Having one of your explorers being transformed can be useful or problematic depending on the situation. Sometimes I’ve desperately tried to avoid it, another time having Bessie turn to a Were-Cat would have been the only way of reaching the goal. The loss of expertise can be a curse, for sure, but the health boost and the added ability to fight – the Were-Beast can use its health points like ammunition – is sometimes extremely handy.
The Mountain represents a different route to El Dorado. The terrain is unmapped, hard to traverse and full of surprises. The 10 cards in this module replace the expedition cards and are laid out in a randomized fashion with the Peak card visible in the middle. Whenever your explorers advance to a new card that card is revealed. Most of the cards have caption boxes on them with symbols. These are resolved at the start of of each hike. Some effects are good, some are bad. Once you reach the peak, the rest of the cards are turned face up, since the explorers are able to study the terrain ahead of them from their elevated position.
This module increases the difficulty to some extent, and jacks up the sense of exploration.
This module consists of three companions that can be added to your team of explorers: Comatsi, a local man with great knowledge about the area; Vulcana, a strongwoman; and Rinty, a dog. Comatsi has all three kinds of expertise. Vulcana has five health instead of three. Rinty can help with reconnaissance, allowing him to spend one health to get rid of the last card in the path.
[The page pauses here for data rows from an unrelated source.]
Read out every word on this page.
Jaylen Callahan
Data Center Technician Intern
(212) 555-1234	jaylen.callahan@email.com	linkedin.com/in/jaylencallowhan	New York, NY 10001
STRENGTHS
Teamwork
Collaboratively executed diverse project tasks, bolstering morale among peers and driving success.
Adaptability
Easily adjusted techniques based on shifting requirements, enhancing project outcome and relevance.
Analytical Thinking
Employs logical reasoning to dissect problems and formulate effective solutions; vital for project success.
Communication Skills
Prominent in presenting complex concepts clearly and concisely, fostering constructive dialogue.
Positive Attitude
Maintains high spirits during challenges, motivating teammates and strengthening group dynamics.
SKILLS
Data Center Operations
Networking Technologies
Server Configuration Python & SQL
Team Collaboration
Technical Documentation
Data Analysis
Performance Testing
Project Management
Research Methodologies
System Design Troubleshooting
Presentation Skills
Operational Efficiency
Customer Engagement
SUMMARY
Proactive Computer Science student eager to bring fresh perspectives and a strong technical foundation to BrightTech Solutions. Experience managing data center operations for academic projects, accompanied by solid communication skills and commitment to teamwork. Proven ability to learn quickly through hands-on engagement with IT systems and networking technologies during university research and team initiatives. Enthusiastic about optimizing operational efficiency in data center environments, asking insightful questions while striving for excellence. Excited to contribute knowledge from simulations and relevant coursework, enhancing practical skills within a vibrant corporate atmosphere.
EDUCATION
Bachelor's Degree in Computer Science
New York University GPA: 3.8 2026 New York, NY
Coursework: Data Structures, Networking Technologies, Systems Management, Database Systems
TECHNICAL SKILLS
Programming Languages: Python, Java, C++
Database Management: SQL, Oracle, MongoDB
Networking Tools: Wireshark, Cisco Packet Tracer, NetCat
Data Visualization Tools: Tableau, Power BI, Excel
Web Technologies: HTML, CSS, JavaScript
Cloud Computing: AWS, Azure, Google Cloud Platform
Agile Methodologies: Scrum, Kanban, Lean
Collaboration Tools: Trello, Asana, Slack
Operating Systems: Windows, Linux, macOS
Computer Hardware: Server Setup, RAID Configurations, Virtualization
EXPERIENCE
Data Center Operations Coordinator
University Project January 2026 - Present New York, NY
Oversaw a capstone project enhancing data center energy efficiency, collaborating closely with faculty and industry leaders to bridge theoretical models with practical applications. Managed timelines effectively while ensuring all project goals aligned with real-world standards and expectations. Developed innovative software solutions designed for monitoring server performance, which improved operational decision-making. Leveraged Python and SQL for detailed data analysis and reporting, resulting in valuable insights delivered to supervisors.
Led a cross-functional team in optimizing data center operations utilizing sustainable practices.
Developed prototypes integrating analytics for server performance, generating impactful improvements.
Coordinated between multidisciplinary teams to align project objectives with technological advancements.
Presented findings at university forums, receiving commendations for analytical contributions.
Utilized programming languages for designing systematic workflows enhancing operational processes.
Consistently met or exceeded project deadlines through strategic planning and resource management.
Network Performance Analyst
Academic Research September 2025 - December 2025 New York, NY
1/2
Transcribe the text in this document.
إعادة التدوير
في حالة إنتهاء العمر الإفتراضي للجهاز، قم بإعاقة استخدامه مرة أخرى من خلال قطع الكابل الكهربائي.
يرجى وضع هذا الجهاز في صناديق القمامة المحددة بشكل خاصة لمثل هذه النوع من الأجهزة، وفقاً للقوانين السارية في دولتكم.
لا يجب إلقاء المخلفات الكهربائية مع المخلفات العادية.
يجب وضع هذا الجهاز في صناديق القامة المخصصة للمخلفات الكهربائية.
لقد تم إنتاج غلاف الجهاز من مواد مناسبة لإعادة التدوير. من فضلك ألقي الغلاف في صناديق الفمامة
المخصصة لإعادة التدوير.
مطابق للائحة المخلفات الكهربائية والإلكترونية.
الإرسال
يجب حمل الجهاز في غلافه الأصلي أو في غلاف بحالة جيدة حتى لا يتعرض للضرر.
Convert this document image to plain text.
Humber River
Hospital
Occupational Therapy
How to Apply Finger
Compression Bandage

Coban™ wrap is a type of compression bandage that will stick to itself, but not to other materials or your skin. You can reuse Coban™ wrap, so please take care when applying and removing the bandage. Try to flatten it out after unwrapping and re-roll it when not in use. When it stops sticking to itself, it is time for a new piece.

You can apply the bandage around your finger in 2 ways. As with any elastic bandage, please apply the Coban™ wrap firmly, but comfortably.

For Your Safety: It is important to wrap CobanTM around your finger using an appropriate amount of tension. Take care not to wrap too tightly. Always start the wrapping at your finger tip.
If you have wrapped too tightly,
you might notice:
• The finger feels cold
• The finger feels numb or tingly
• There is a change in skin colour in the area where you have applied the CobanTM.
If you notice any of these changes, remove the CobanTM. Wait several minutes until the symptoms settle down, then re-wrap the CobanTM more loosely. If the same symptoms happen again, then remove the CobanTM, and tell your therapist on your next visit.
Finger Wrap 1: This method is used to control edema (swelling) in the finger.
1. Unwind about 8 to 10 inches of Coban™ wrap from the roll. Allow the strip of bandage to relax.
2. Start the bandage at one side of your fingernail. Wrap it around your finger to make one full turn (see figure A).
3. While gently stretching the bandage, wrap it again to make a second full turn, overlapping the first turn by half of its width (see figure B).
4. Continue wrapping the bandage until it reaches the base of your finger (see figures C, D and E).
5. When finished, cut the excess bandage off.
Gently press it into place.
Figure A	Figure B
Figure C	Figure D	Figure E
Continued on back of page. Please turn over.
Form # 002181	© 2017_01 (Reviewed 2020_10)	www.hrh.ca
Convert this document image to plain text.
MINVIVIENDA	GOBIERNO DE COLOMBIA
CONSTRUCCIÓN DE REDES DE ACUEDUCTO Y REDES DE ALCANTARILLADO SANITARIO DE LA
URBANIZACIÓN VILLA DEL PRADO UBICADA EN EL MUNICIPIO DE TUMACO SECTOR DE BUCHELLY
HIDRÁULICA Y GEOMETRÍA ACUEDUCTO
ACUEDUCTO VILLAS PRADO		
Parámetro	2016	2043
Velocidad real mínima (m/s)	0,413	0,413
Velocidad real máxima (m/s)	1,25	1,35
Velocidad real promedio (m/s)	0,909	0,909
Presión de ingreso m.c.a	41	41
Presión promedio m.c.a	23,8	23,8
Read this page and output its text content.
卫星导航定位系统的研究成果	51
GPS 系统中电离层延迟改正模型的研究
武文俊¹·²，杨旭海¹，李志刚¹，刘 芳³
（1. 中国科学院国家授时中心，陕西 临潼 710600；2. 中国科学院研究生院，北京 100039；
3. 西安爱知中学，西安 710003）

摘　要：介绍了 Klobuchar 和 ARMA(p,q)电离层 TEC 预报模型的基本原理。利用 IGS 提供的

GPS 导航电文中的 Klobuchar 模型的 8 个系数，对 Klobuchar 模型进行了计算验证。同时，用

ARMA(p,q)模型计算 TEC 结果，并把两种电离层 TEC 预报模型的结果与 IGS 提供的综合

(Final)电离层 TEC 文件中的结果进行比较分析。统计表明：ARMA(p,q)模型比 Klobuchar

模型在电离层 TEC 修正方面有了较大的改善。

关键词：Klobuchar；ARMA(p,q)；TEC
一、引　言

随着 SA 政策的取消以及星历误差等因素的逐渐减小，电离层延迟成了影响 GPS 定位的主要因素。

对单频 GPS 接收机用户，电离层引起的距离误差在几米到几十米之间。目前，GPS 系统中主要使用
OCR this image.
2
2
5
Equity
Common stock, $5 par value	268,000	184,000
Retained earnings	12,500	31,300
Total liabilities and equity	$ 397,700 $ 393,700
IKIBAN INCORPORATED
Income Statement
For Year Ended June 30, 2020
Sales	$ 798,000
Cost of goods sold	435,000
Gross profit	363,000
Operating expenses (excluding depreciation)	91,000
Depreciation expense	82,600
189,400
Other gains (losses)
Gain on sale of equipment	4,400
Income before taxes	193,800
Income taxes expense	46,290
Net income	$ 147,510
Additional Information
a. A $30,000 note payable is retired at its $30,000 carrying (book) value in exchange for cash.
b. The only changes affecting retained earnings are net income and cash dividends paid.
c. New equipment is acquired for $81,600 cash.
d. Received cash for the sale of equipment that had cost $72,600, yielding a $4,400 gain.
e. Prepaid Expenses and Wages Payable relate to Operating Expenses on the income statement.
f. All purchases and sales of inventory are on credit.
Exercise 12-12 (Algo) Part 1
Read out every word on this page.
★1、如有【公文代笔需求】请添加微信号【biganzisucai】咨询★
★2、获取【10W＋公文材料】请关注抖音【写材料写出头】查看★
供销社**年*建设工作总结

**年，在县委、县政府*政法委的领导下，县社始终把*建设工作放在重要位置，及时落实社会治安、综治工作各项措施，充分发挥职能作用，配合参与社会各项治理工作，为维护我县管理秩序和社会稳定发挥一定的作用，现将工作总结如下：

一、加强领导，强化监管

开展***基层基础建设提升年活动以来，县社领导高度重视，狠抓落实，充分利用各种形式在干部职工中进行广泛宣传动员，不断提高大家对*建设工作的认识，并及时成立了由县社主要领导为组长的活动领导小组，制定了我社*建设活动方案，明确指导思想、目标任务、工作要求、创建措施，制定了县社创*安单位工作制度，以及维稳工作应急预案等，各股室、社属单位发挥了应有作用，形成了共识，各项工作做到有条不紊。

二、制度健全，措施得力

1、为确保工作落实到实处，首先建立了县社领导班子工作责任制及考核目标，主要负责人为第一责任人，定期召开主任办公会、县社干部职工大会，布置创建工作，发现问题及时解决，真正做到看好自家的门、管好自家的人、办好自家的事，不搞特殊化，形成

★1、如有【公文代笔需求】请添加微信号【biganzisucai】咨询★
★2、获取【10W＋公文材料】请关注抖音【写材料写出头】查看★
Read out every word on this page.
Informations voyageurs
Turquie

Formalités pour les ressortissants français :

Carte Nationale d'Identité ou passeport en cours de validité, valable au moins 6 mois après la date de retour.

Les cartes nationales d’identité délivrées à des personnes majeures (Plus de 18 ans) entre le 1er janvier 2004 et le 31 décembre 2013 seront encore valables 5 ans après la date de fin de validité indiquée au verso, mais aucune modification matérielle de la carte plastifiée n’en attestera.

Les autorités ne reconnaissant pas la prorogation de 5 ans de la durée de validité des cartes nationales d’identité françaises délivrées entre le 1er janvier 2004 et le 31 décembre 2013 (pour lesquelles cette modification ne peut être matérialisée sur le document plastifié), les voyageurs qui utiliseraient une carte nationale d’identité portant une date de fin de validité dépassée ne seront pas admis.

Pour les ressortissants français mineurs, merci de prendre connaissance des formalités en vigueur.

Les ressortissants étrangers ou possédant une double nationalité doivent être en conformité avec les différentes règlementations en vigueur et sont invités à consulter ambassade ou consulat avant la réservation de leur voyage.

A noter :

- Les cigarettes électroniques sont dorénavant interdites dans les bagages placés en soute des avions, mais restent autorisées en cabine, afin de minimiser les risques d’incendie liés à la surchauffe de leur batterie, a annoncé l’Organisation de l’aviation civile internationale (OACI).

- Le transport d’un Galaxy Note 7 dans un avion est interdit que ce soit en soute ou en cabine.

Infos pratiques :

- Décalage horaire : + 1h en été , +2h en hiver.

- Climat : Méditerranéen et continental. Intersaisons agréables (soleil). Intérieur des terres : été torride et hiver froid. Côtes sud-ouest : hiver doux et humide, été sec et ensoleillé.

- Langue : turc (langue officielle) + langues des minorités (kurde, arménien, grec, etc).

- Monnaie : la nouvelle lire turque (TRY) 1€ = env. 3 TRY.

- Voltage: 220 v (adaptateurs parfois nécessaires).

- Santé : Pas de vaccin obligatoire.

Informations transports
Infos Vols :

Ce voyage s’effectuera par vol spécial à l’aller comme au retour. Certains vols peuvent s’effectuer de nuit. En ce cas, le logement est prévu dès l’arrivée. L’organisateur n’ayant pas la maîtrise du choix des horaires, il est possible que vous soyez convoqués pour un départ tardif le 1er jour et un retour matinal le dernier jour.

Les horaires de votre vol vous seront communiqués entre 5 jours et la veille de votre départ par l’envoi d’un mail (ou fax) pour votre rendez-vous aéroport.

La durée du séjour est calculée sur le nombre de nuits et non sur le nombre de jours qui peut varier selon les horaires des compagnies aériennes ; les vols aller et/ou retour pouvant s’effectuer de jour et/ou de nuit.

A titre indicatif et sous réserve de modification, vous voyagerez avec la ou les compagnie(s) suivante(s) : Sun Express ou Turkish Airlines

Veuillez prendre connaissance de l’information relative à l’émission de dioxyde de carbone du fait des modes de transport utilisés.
The friends function like explorers, except that they can’t win the game on their own; one of the regular explorers has to reach the final destination. To find the right balance of your challenge, you can add one of these to your team.
This is a no-brainer provided that you already have and like the base game. Since the modules can be combined the added variation is great. With this expansion The Lost Expedition reaches the soaring heights of its descendant, Judge Dredd: The Cursed Earth. If you’re trying to chose between the two games the addition of The Fountain of Youth and Other Adventures has it down to a pretty simple choice: just pick whichever theme you like the best, exploring the Amazon or traversing the post apocalyptic wasteland. Still a hard choice? Go with both. I did.
I hope this review was a pleasant read. The cats say “Meow!”